# "L" and "O" keys don't work



## k-rock (Oct 2, 2004)

my o and l keys dont work anymore -- they haven't since yesterday
i have to paste "ol." from my clipboard whenever i want to use 'em
which is like every 2 words

oh yeah my period . doesn't work either

i don't know what else to say
i have win ME with 600mhz and 12 mb ram 
i'm on a laptop too if that helps
i didn't install anything, or anything before it stopped working
i was typing and in the first half of the line, i saw o's and l's but
then all of a sudden it stopped

its really gettin' on my nerves havin' to paste ol. every 5 seconds and havin' to arrow around and delete the other two when i'm tryin' to type
so any help is appreciated
thanks


----------



## Arcadion (Sep 2, 2004)

I would suggest getting a replacement keyboard for your laptop (quite expensive) or plugging in an external PS/2 or USB keyboard.


----------



## Lurker1 (Jan 30, 2001)

You didn't post what make or model of laptop you have.
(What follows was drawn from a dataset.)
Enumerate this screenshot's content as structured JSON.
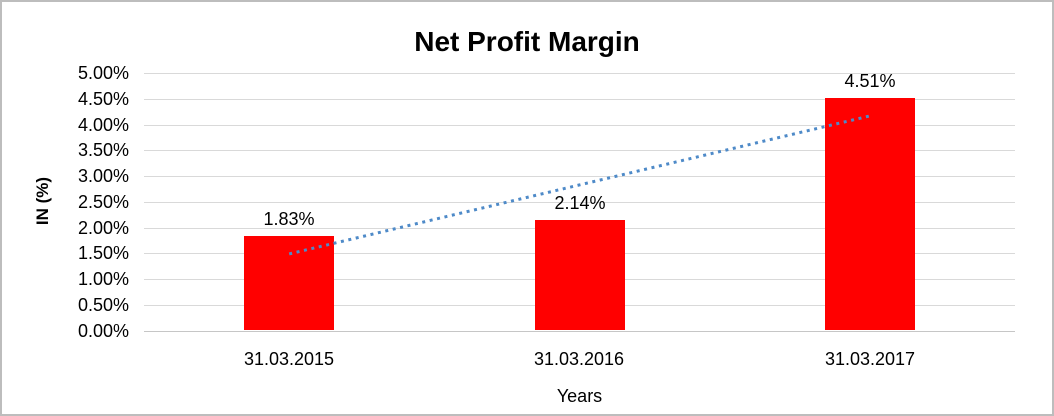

If its a Dell try removing the keyboard (after removing the screws in the back marked K) and reseat the keyboard connector. BOL


----------



## k-rock (Oct 2, 2004)

toshiba satellite 1715xcds
:-/ nope dont have a dell


----------



## martini_kiss (Nov 19, 2004)

have you tried taking off the keyboard out, and cleaning it??


----------



## k-rock (Oct 2, 2004)

do ya mean take all the keys off and cleanin it? haven't tried it
i dont know if i said this, but it broke a few months ago, but then it worked 
the next day, so i've just been waiting for it to work again, but its been like 
2 or 3 days
also, my 9 key broke and i didn't realize it until just now, 
so the whole "9 o l ." column down my keyboard doesn't work...
hmmm.......
maybe a hair, i dont know
i dont know anything about keyboards
not much about computers for that matter


----------



## martini_kiss (Nov 19, 2004)

yea, like take the keys off, see whats under there,god knows what u might find lol.

good luck


----------



## Rockn (Jul 29, 2001)

Taking the keys off won't fix it. Try connecting an external keyboard like suggested. A replacement keyboard will cost you more than the laptop is worth.


----------